18.5. Le contexte modifié

Du point de vue de l'administration, l'évolution dans le sens d'une plus grande ouverture était difficilement évitable, car d'autres acteurs se mêlent au débat et demandent des comptes.

18.5.1. L'implication des hommes politiques

Par rapport aux décennies précédentes, le contexte dans lequel évolue le contrôle de la sûreté nucléaire est sensiblement modifié. C'est par exemple l'Office parlementaire qui s'intéresse à ces questions et va à partir de 1990 publier un bilan annuel intitulé «Contrôle de la sûreté et de la sécurité des installations nucléaires». L'Office parlementaire des choix scientifiques et technologiques a été créé par une loi de juillet 1983 avec pour mission de fournir aux députés et aux sénateurs les moyens d'évaluer les conséquences de l'évolution scientifique et technologique sur l'organisation économique, politique et sociale de la France. Après un premier rapport sur les pluies acides en 1985, l'Office publie en décembre 1987 un rapport sur les «Conséquences de l'accident de la centrale nucléaire de Tchernobyl et sûreté et sécurité des installations nucléaires». Le texte, dont les rapporteurs sont les sénateurs Jean-Marie Rausch et Richard Pouille, met en cause la crédibilité du contrôle administratif et préconise la création d'une agence nationale, indépendante des pouvoirs publics. En décembre 1989, le débat sur l'énergie à l'Assemblée nationale fait apparaître la demande d'une plus grande transparence du système du contrôle du nucléaire. Certains exprimeront même la volonté de créer une Haute autorité du nucléaire ou la prise en charge directe par le Parlement d'une supervision du système de contrôle. A la suite de ce débat, l'Office se voit confier en 1990 une mission d'examen de l'organisation du contrôle de la sûreté et de la sécurité des installations nucléaires. C'est ainsi que le député Claude Birraux, associé pour le premier rapport au sénateur Franck Sérusclat, en vient à publier chaque année son bilan sur le contrôle de la sécurité du nucléaire. Ces rapports émettent des recommandations sur les structures des organismes de contrôle, qui vont dans le sens d'une plus grande indépendance des autorités de sûreté et de leur appui technique l'IPSN. Pour Claude Birraux, l'ambition est de «mettre toutes les pièces du dossier du contrôle et de la sécurité sur la table, atteindre une transparence complète.» 1070

Hormis l'Office parlementaire, de nombreuses associations locales ou nationales interrogent également l'autorité de sûreté. Les archives du Conseil Supérieur de la Sûreté et de l'Information Nucléaires abondent de lettres émanant d'associations, de personnalités locales qui demandent à en faire partie pour renseigner leurs concitoyens, adhérents, clients… Le CSSIN en effet fait une place plus grande à la société civile, et est le lieu d'expression de divergences, et de relais d'information. Depuis 1982, le CSSIN s'est ouvert à d'autres que les hautes autorités du nucléaire, en particulier aux syndicalistes et à quelques opposants.
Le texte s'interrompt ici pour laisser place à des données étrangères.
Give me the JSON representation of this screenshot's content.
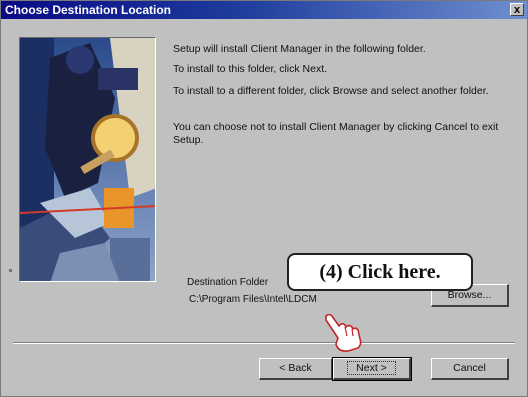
{
  "window": {
    "title": "Choose Destination Location",
    "close_label": "x"
  },
  "body": {
    "p1": "Setup will install Client Manager in the following folder.",
    "p2": "To install to this folder, click Next.",
    "p3": "To install to a different folder, click Browse and select another folder.",
    "p4": "You can choose not to install Client Manager by clicking Cancel to exit Setup."
  },
  "destination": {
    "label": "Destination Folder",
    "path": "C:\\Program Files\\Intel\\LDCM",
    "browse_label": "Browse..."
  },
  "footer": {
    "back_label": "< Back",
    "next_label": "Next >",
    "cancel_label": "Cancel"
  },
  "annotation": {
    "callout": "(4)  Click here."
  }
}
Outre un rôle accru de relais d'information depuis 1987, le CSSIN aborde certains sujets, comme les déchets ou la radioprotection des travailleurs, pour lesquels il élabore des propositions.

Sur le terrain, on note la multiplication des Commissions locales d'information (CLI). Ces commissions devaient porter une réponse à l'inquiétude des populations et à leur besoin d'une information moins officielle, considérée comme partisane. En effet, à la suite de la Commission Locale de Surveillance de Fessenheim créée en 1977, et celle de Saint-Laurent-des-Eaux créée en 1980, une circulaire du Premier ministre du 15 décembre 1981 allait lancer la création par les conseils généraux de ces Commissions Locales d'Information, placées auprès des grands équipements énergétiques, en fait principalement nucléaires. La circulaire prévoyait que les commissions seraient composées pour moitié au moins d'élus (maires, conseillers généraux, parlementaires), mais également de représentants des organisations syndicales, des milieux industriels et agricoles, des associations agréées de protection de l'environnement et de personnes qualifiées (universitaires, chercheurs). Ces commissions auraient pour mission à la fois d'organiser l'information des populations et de suivre l'impact des équipements. Si la contre-expertise de Fessenheim effectuée en 1989 à la demande de la Commission Locale de Surveillance du Conseil Général du Haut-Rhin reste un cas isolé, les initiatives locales amènent l'autorité à une plus grande communication sur ses activités.

Notes
1070.

Claude Birraux, «Pour la transparence du nucléaire», Revue Générale Nucléaire, 1991, N°5, Septembre-octobre, p. 380.